Boolean Search Model is a classic Information Retrieval(IR) Model based on Boolean Logic and classical set theory in that both the documents to be searched and the user's query are conceived as sets of terms. Retrieval is based on whether or not the documents contain the query terms.(Refer https://en.wikipedia.org/wiki/Boolean_model_of_information_retrieval)
- Our source of information will be the 20 Newsgroup Dataset.
- For demonstration we would be using the sci.space Dataset in it only for now.
- Our aim will be to create posting lists which is basically collecting all the unique terms from this dataset and making a linked lists of all terms containg their document ids in an ordered manner.
- We will apply stopword removal, and lemmatization (stemming can also be used).

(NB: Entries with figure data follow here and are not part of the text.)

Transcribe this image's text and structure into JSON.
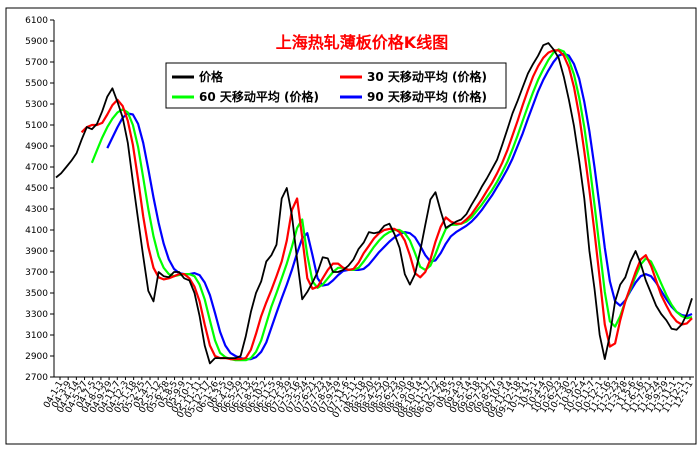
{
  "chart_data": {
    "type": "line",
    "title": "上海热轧薄板价格K线图",
    "xlabel": "",
    "ylabel": "",
    "ylim": [
      2700,
      6100
    ],
    "yticks": [
      2700,
      2900,
      3100,
      3300,
      3500,
      3700,
      3900,
      4100,
      4300,
      4500,
      4700,
      4900,
      5100,
      5300,
      5500,
      5700,
      5900,
      6100
    ],
    "grid": false,
    "legend": "top-center",
    "colors": {
      "price": "#000000",
      "ma30": "#ff0000",
      "ma60": "#00ff00",
      "ma90": "#0000ff",
      "title": "#ff0000"
    },
    "x_tick_labels": [
      "04-1-1",
      "04-3-9",
      "04-4-14",
      "04-5-27",
      "04-7-5",
      "04-8-13",
      "04-9-29",
      "04-11-7",
      "04-12-3",
      "05-1-18",
      "05-2-25",
      "05-4-7",
      "05-5-12",
      "05-6-28",
      "05-8-5",
      "05-9-9",
      "05-10-1",
      "05-11-11",
      "05-12-17",
      "06-1-26",
      "06-3-5",
      "06-4-19",
      "06-5-29",
      "06-7-13",
      "06-8-25",
      "06-10-2",
      "06-11-5",
      "06-12-8",
      "07-1-29",
      "07-3-16",
      "07-5-24",
      "07-6-21",
      "07-7-23",
      "07-8-24",
      "07-9-29",
      "07-11-6",
      "07-12-11",
      "08-1-18",
      "08-3-20",
      "08-4-25",
      "08-5-20",
      "08-6-23",
      "08-7-30",
      "08-9-18",
      "08-10-14",
      "08-11-17",
      "08-12-22",
      "09-1-28",
      "09-3-5",
      "09-4-9",
      "09-5-14",
      "09-6-18",
      "09-7-21",
      "09-8-27",
      "09-10-9",
      "09-11-14",
      "09-12-18",
      "10-1-21",
      "10-3-1",
      "10-4-4",
      "10-5-20",
      "10-6-23",
      "10-7-30",
      "10-9-2",
      "10-10-4",
      "10-11-7",
      "10-12-1",
      "11-1-16",
      "11-2-23",
      "11-3-28",
      "11-5-6",
      "11-6-16",
      "11-7-21",
      "11-8-24",
      "11-9-29",
      "11-11-1",
      "11-12-1",
      "12-1-1"
    ],
    "series": [
      {
        "name": "价格",
        "color": "#000000",
        "values": [
          4600,
          4640,
          4700,
          4760,
          4830,
          4960,
          5080,
          5060,
          5110,
          5230,
          5370,
          5450,
          5320,
          5170,
          4930,
          4560,
          4200,
          3850,
          3520,
          3420,
          3700,
          3660,
          3650,
          3700,
          3700,
          3640,
          3620,
          3500,
          3280,
          3000,
          2830,
          2880,
          2880,
          2880,
          2880,
          2880,
          2900,
          3090,
          3320,
          3500,
          3610,
          3800,
          3860,
          3960,
          4400,
          4500,
          4240,
          3820,
          3440,
          3510,
          3600,
          3700,
          3840,
          3830,
          3700,
          3700,
          3720,
          3760,
          3820,
          3920,
          3980,
          4080,
          4070,
          4080,
          4140,
          4160,
          4060,
          3930,
          3680,
          3580,
          3680,
          3900,
          4150,
          4390,
          4460,
          4280,
          4120,
          4150,
          4180,
          4200,
          4250,
          4340,
          4420,
          4510,
          4590,
          4680,
          4770,
          4910,
          5060,
          5210,
          5330,
          5460,
          5590,
          5680,
          5760,
          5860,
          5880,
          5820,
          5740,
          5560,
          5340,
          5090,
          4760,
          4400,
          3900,
          3540,
          3100,
          2870,
          3100,
          3420,
          3580,
          3650,
          3800,
          3900,
          3780,
          3620,
          3500,
          3380,
          3300,
          3240,
          3160,
          3150,
          3200,
          3300,
          3450
        ]
      },
      {
        "name": "30 天移动平均 (价格)",
        "color": "#ff0000",
        "values": [
          null,
          null,
          null,
          null,
          null,
          5030,
          5080,
          5100,
          5100,
          5120,
          5200,
          5290,
          5340,
          5280,
          5140,
          4910,
          4580,
          4230,
          3940,
          3740,
          3650,
          3630,
          3640,
          3660,
          3680,
          3680,
          3640,
          3560,
          3420,
          3200,
          3000,
          2900,
          2880,
          2880,
          2870,
          2870,
          2870,
          2880,
          2960,
          3110,
          3280,
          3410,
          3530,
          3660,
          3800,
          4000,
          4290,
          4400,
          4030,
          3640,
          3540,
          3560,
          3640,
          3720,
          3780,
          3780,
          3740,
          3720,
          3730,
          3790,
          3880,
          3950,
          4020,
          4070,
          4100,
          4110,
          4110,
          4080,
          4000,
          3860,
          3690,
          3650,
          3700,
          3820,
          3990,
          4130,
          4220,
          4180,
          4160,
          4160,
          4200,
          4250,
          4320,
          4390,
          4470,
          4550,
          4640,
          4740,
          4860,
          5000,
          5140,
          5290,
          5430,
          5560,
          5660,
          5740,
          5790,
          5810,
          5810,
          5760,
          5650,
          5460,
          5190,
          4850,
          4480,
          4080,
          3640,
          3200,
          2990,
          3020,
          3240,
          3420,
          3560,
          3700,
          3820,
          3860,
          3760,
          3620,
          3480,
          3380,
          3290,
          3230,
          3200,
          3210,
          3260
        ]
      },
      {
        "name": "60 天移动平均 (价格)",
        "color": "#00ff00",
        "values": [
          null,
          null,
          null,
          null,
          null,
          null,
          null,
          4740,
          4860,
          4980,
          5080,
          5160,
          5220,
          5250,
          5220,
          5100,
          4890,
          4600,
          4300,
          4040,
          3850,
          3740,
          3680,
          3660,
          3670,
          3680,
          3680,
          3660,
          3580,
          3440,
          3240,
          3050,
          2930,
          2890,
          2870,
          2860,
          2860,
          2860,
          2880,
          2940,
          3050,
          3210,
          3370,
          3500,
          3640,
          3780,
          3940,
          4120,
          4200,
          3860,
          3610,
          3550,
          3580,
          3640,
          3700,
          3740,
          3740,
          3720,
          3720,
          3740,
          3800,
          3870,
          3940,
          4000,
          4050,
          4080,
          4100,
          4100,
          4070,
          4000,
          3880,
          3750,
          3720,
          3760,
          3870,
          4000,
          4110,
          4150,
          4150,
          4160,
          4180,
          4220,
          4280,
          4340,
          4410,
          4480,
          4560,
          4650,
          4750,
          4870,
          5000,
          5140,
          5280,
          5410,
          5530,
          5630,
          5720,
          5790,
          5820,
          5800,
          5720,
          5580,
          5360,
          5080,
          4730,
          4340,
          3920,
          3510,
          3230,
          3180,
          3280,
          3420,
          3540,
          3660,
          3770,
          3830,
          3800,
          3700,
          3590,
          3480,
          3390,
          3320,
          3280,
          3260,
          3270
        ]
      },
      {
        "name": "90 天移动平均 (价格)",
        "color": "#0000ff",
        "values": [
          null,
          null,
          null,
          null,
          null,
          null,
          null,
          null,
          null,
          null,
          4880,
          4980,
          5080,
          5170,
          5210,
          5200,
          5110,
          4930,
          4680,
          4410,
          4170,
          3970,
          3820,
          3730,
          3690,
          3680,
          3680,
          3690,
          3670,
          3600,
          3480,
          3310,
          3130,
          3000,
          2930,
          2900,
          2880,
          2870,
          2870,
          2890,
          2940,
          3030,
          3170,
          3310,
          3450,
          3580,
          3720,
          3880,
          4020,
          4070,
          3860,
          3640,
          3570,
          3580,
          3620,
          3670,
          3710,
          3720,
          3720,
          3720,
          3730,
          3770,
          3830,
          3890,
          3940,
          3990,
          4030,
          4060,
          4080,
          4070,
          4030,
          3950,
          3860,
          3800,
          3810,
          3880,
          3970,
          4040,
          4080,
          4110,
          4140,
          4180,
          4230,
          4290,
          4360,
          4430,
          4510,
          4590,
          4680,
          4780,
          4900,
          5020,
          5160,
          5290,
          5420,
          5530,
          5620,
          5700,
          5760,
          5780,
          5760,
          5680,
          5540,
          5320,
          5040,
          4700,
          4320,
          3930,
          3610,
          3420,
          3380,
          3430,
          3520,
          3600,
          3660,
          3680,
          3660,
          3600,
          3520,
          3440,
          3370,
          3320,
          3290,
          3280,
          3300
        ]
      }
    ]
  }
}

- We will be using the nltk python library for this.
- We do this for each document creating the posting lists of terms in it simultaneously.
- A query can contain words and 3 operators(AND, OR & NOT).
- We allow the user to enter a search query with the assumption that:
- First and last words cannot be operators.
- Two succesive words cant be operators.
- Boolean operator when not used between words implies AND operator.
- We merge the posting lists of the terms entered in query and display the intersecting resulting pages accordingly.
Keep the file containg dataset along with BooleanSearch.py Install dependancies from terminal:
$sudo pip install -U nltk
To run the program:
$python2 BooleanSearch.py
Input query when prompted.
example: astronomer and moon not stars.